Australia seeks to expand influence in Africa — High Commissioner
The Australian High Commissioner to Ghana, Bernice Owen Jones, has stated that country is seeking to strengthen its cooperation with Africa.
She said Australia had a global interest that would be built on shared “economic and strategic interest” with Africa and Ghana.
“We are strengthening our partnerships with Africa to promote an international system based on rules, tackling climate change, and growing our economic links,” she said.
Ms Jones was speaking on the second edition of the Diplomatic Dialogue series on the topic “Complicated geopolitics, African partnerships and Australia’s place in the world”.
The maiden edition of the Diplomatic Dialogue series welcomed the United States Ambassador to Ghana, Virginia E. Palmer, who spoke on the topic “Global Crisis, African Conundrums, and US Foreign Policy”.
The dialogue is an initiative of the University of Professional Studies, Accra (UPSA) Law School to create a platform to stimulate discourse on foreign policy, geopolitical dynamics and international law.
The dialogue series, held on the UPSA campus, was attended by the Vice-Chancellor, Registrar, deans, heads of departments, students and the media.
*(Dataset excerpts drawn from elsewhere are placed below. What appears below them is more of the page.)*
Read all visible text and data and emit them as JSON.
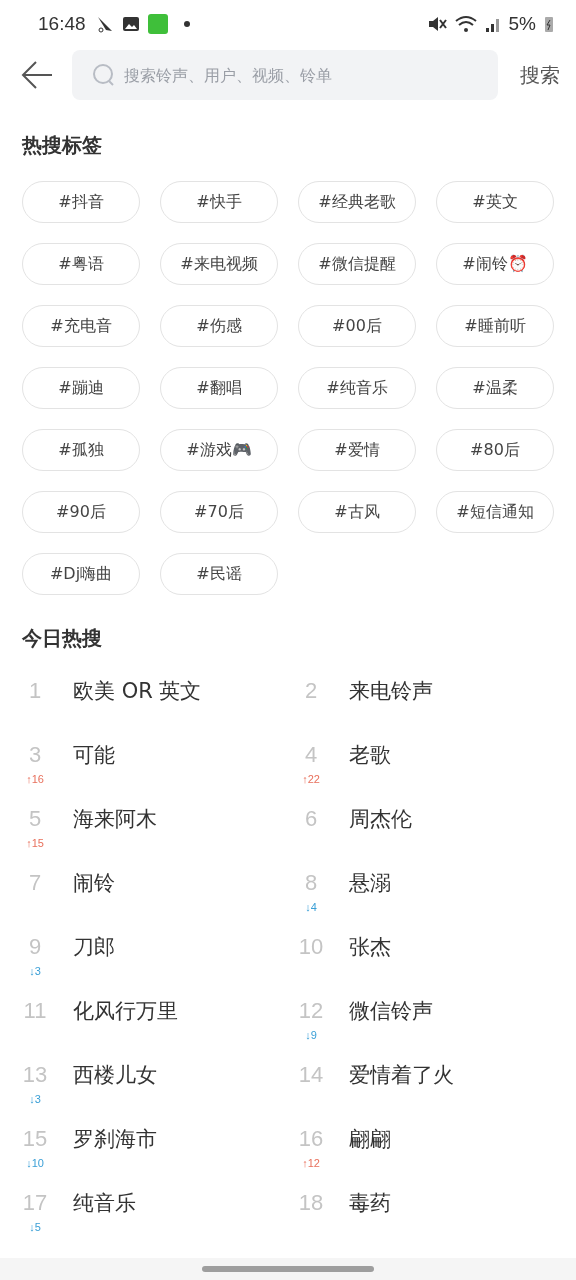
{
  "status_bar": {
    "time": "16:48",
    "battery": "5%"
  },
  "search": {
    "placeholder": "搜索铃声、用户、视频、铃单",
    "button": "搜索"
  },
  "hot_tags": {
    "title": "热搜标签",
    "tags": [
      {
        "label": "#抖音"
      },
      {
        "label": "#快手"
      },
      {
        "label": "#经典老歌"
      },
      {
        "label": "#英文"
      },
      {
        "label": "#粤语"
      },
      {
        "label": "#来电视频"
      },
      {
        "label": "#微信提醒"
      },
      {
        "label": "#闹铃⏰"
      },
      {
        "label": "#充电音"
      },
      {
        "label": "#伤感"
      },
      {
        "label": "#00后"
      },
      {
        "label": "#睡前听"
      },
      {
        "label": "#蹦迪"
      },
      {
        "label": "#翻唱"
      },
      {
        "label": "#纯音乐"
      },
      {
        "label": "#温柔"
      },
      {
        "label": "#孤独"
      },
      {
        "label": "#游戏🎮"
      },
      {
        "label": "#爱情"
      },
      {
        "label": "#80后"
      },
      {
        "label": "#90后"
      },
      {
        "label": "#70后"
      },
      {
        "label": "#古风"
      },
      {
        "label": "#短信通知"
      },
      {
        "label": "#Dj嗨曲"
      },
      {
        "label": "#民谣"
      }
    ]
  },
  "today_hot": {
    "title": "今日热搜",
    "items": [
      {
        "rank": "1",
        "text": "欧美 OR 英文"
      },
      {
        "rank": "2",
        "text": "来电铃声"
      },
      {
        "rank": "3",
        "text": "可能",
        "change": "↑16",
        "kind": "up"
      },
      {
        "rank": "4",
        "text": "老歌",
        "change": "↑22",
        "kind": "up"
      },
      {
        "rank": "5",
        "text": "海来阿木",
        "change": "↑15",
        "kind": "up"
      },
      {
        "rank": "6",
        "text": "周杰伦"
      },
      {
        "rank": "7",
        "text": "闹铃"
      },
      {
        "rank": "8",
        "text": "悬溺",
        "change": "↓4",
        "kind": "down"
      },
      {
        "rank": "9",
        "text": "刀郎",
        "change": "↓3",
        "kind": "down"
      },
      {
        "rank": "10",
        "text": "张杰"
      },
      {
        "rank": "11",
        "text": "化风行万里"
      },
      {
        "rank": "12",
        "text": "微信铃声",
        "change": "↓9",
        "kind": "down"
      },
      {
        "rank": "13",
        "text": "西楼儿女",
        "change": "↓3",
        "kind": "down"
      },
      {
        "rank": "14",
        "text": "爱情着了火"
      },
      {
        "rank": "15",
        "text": "罗刹海市",
        "change": "↓10",
        "kind": "down"
      },
      {
        "rank": "16",
        "text": "翩翩",
        "change": "↑12",
        "kind": "up"
      },
      {
        "rank": "17",
        "text": "纯音乐",
        "change": "↓5",
        "kind": "down"
      },
      {
        "rank": "18",
        "text": "毒药"
      }
    ]
  }
}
Ms Jones said although Australian mining companies were making a meaningful development in Africa, “Australia needs to diversify economic links into education, green energy, food, agriculture, science, and technology”.
The Australian High Commissioner further stressed that the country had targeted programmes where there was an exchange of “knowledge and strengthening skills in agriculture, food security, climate change adaptation, renewable energy and the economic empowerment of women”.
She expressed worry over the deteriorating security situation on the continent and the spread of terrorist groups, and added that the country had made targeted contributions to improve the capacity of African countries to provide security.
“Australia is focusing on countering violent extremism by funding counterterrorism academy in Cote d’Ivoire and Kenya,” she added.
Ms Jones explained that climate change was having a severe impact on global food and security, and as a result, Austrialia had pledged $15 million to support Africa for “emergency assistance and respond to various food and security crisis.
She said Australia also had targeted digital platforms with satellite images which gave “decision-makers major sense of what is happening from crop mapping to urban planning”.
The Australian High Commissioner disclosed that the country wanted to advocate reforms at the UN Security Council to include permanent representation for Africa, stressing that this was “overdue”.
Ms Jones further expressed her desire to generate two-way economic opportunities, and expressed optimism that the Africa Continental Free Trade Area would create more opportunities for Australia to trade with African countries.
She pledged her support for UPSA through collaboration with universities in Australia to train UPSA law faculty members, and further encouraged students to take advantage of scholarship opportunities available to foreign nationals to study in Australia.